I suck in a shuddering breath, grasping at my control. Marisol has put her phone away and is advancing on me.
“And if I’d stayed, maybe I could’ve done something.” The truth bursts out of me. The problem isn’t that I am surrounded by mint flavoured drinks and happy families. The problem is that I didn’t do anything to stop the wedding. I fled here, instead of trying to take back control of my life.
“Done what?” Marisol plants a hand on her hip and locks her gaze with mine.
Jenna might be the logical one of our group, but Marisol is the practical one. Normally, it’s a nice counterbalance to my own maternal need to make everyone feel better. Today it is pushing me closer to the edge.
“I don’t know.” Clenching my fists, I turn away from them. I know what I should have done, but I don’t want to say it to them, because even I know it borders on crazy. “Crash his honeymoon. They said it was a family one. And I’m fam—”
“Let’s do secret Santas,” Kelsey blurts out. “We’re all struggling this year, and it would be so much fun.”
I stare at her with my mouth hanging open. All the reasons why I should be on the honeymoon are swept from my mind. The last thing that this situation needs is secret Santa gifts. I don’t have time to focus on finding a last-minute gift. I need to figure out how to stop a wedding that has already happened.
“We can draw names...” Kelsey's voice trails off.
“I can make names for us to draw.” Jenna’s voice is overly perky as she rummages in her purse, pulling out a notebook and pen.
I groan. “Don’t encourage her.” This is really happening. We are going to do secret Santa gifts, and just like with Greg’s wedding, there is nothing I can do to stop it.
“Come on,” Jenna says encouragingly. “We’re supposed to be having fun, and this is fun.” She tears off little pieces of paper with our names on them.
“And nothing says fun like adding a gift to our list,” Fae says half sarcastically. “Besides, you need something to focus on other than Greg getting a tan, Ruby.”
I glance at Charlotte to see how she is reacting. Fae has a point. I swallow the bitterness clogging the back of my throat. Maybe it is me who is looking at this all wrong. Maybe I need to stop fighting everything and just let the Christmas spirit of this place consume me.
An emotional flare up threatens to choke me, and I desperately gulp down my drink. My stomach protests but I shove it down along with my thoughts. I am focussing on the wrong things, and it is turning me into a crazy person.
Around me, the preparations for the secret Santa exchange continue, and I plaster a smile on my face.
Jenna uses the cup from her Candy Cane Steamer to put the names in. “If you pull your own name, just drop it back in and pick another.”
Kelsey goes first. “Alright, let the shopping begin.” She smiles brightly.
When it is my turn to pull a name, I get Charlotte. Which is good. I work with Charlotte, so I know her the best. I can just get her something that will go along with the gift waiting in my suitcase for her.
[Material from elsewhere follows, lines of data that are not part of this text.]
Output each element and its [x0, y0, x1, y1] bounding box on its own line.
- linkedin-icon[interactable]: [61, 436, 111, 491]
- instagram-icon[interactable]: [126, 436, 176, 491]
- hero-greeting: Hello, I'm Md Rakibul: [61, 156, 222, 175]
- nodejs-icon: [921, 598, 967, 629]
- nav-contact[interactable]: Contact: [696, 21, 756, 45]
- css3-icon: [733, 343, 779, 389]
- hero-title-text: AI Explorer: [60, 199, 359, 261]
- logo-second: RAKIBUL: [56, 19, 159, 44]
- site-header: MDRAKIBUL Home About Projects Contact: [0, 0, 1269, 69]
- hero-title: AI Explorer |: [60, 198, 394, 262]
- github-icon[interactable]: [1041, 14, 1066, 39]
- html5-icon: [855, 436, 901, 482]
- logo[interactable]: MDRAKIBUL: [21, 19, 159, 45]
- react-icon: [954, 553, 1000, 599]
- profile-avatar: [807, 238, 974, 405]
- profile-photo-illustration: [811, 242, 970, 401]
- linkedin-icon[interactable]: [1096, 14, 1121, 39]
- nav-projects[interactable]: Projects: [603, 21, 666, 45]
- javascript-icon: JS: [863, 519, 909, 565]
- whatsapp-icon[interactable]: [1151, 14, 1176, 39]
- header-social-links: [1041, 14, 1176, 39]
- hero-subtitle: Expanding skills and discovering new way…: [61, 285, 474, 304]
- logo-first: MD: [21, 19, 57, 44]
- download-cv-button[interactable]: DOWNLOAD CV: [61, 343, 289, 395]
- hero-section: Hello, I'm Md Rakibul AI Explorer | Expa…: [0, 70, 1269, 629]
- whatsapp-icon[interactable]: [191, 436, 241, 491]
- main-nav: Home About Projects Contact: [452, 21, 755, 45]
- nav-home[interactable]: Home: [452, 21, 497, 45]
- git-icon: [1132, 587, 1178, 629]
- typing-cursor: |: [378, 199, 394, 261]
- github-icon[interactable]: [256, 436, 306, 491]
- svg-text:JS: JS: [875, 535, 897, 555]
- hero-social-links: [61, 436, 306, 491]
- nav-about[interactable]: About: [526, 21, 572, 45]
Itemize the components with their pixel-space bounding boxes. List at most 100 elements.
Just as we all split up to look for our secret Santa presents, Kelsey blurts out, “It has to be something sexy.”
There is a collective groan, which I completely sympathize with. Kelsey is famous for coming up with the wildest ideas. An image of us modelling our “something sexy” pops in my head, causing me to add my own groan to the general consensus.
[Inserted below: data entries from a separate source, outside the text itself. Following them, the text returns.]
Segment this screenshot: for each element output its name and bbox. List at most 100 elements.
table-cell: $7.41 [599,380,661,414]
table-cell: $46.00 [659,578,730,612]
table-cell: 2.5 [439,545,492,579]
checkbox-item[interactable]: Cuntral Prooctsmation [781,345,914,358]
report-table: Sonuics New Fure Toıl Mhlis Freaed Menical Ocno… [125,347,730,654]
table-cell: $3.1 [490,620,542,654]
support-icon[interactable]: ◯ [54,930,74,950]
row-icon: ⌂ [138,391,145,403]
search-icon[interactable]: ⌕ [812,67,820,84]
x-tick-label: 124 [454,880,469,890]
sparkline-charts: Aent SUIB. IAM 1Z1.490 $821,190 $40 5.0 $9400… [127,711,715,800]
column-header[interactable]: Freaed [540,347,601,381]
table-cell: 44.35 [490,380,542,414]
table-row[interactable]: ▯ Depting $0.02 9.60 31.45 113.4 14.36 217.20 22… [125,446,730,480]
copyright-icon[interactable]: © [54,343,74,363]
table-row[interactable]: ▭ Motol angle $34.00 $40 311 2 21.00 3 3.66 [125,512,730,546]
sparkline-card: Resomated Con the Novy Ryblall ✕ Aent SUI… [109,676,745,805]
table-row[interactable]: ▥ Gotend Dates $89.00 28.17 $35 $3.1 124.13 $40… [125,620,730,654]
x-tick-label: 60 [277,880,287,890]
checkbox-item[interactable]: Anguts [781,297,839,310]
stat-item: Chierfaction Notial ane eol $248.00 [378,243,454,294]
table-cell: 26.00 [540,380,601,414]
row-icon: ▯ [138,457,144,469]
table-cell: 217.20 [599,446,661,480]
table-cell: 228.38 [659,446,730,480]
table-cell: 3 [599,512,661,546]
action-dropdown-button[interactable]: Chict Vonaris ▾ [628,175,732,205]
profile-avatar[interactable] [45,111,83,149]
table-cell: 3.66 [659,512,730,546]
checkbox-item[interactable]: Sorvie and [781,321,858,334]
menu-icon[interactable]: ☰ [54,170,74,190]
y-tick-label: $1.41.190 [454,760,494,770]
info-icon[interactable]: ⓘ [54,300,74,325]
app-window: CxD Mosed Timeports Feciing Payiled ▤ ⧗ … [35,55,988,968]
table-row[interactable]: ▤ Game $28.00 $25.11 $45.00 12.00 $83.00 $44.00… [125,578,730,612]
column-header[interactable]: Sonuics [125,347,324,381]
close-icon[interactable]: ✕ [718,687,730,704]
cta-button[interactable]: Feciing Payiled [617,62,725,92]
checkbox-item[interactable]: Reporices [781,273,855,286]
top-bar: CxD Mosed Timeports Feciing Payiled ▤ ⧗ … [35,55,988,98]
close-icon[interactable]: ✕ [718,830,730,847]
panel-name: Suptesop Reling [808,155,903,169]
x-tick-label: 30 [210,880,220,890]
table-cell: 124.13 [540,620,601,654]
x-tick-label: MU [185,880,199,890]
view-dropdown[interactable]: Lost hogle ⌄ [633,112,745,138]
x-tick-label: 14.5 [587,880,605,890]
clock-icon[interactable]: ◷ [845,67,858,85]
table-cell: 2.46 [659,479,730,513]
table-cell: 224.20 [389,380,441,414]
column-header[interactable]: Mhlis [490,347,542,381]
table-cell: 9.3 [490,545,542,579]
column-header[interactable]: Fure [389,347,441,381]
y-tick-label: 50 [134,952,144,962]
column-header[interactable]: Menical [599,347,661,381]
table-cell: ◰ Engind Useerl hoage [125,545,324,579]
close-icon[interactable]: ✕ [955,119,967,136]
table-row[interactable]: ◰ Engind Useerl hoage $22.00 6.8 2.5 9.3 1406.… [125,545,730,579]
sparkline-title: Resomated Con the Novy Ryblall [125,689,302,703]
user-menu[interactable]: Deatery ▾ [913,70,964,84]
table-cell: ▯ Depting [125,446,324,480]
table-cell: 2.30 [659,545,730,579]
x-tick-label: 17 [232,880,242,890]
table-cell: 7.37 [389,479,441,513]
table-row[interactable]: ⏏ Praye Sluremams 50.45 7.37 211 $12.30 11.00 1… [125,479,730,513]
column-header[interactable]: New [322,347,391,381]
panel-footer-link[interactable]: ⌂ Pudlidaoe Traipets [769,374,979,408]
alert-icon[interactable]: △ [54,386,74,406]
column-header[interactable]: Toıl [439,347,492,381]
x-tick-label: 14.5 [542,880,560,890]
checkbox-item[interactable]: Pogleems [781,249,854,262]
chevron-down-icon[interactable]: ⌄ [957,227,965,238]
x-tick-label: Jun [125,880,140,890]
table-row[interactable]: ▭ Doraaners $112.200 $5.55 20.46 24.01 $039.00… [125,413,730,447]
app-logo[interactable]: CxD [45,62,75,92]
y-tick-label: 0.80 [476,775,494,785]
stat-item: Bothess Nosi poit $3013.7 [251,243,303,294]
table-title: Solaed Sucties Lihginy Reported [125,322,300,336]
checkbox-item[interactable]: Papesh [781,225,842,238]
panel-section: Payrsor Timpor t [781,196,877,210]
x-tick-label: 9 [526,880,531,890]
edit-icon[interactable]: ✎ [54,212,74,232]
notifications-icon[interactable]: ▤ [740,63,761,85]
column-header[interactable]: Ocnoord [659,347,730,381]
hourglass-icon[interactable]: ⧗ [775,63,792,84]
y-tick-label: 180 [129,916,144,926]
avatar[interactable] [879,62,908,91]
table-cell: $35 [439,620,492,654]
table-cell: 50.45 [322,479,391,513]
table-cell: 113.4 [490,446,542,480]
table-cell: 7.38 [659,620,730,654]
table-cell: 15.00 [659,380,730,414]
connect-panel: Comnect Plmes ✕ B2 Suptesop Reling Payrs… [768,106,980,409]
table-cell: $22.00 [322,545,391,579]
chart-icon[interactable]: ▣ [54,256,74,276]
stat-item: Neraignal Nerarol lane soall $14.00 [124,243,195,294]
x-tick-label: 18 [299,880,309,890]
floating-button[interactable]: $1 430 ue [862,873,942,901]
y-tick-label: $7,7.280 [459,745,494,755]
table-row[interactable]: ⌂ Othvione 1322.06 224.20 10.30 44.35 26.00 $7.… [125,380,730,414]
I open my mouth to protest—my body just doesn’t do sexy anymore—then I snap it shut. An intervention involving six middle-aged women strutting their stuff in skimpy lace concoctions might be a little extreme but stuffing my muffin-top into lingerie is infinitely better than making a fool of myself on a Mexican beach—and not just because my body doesn’t fit into my bikini like it used to.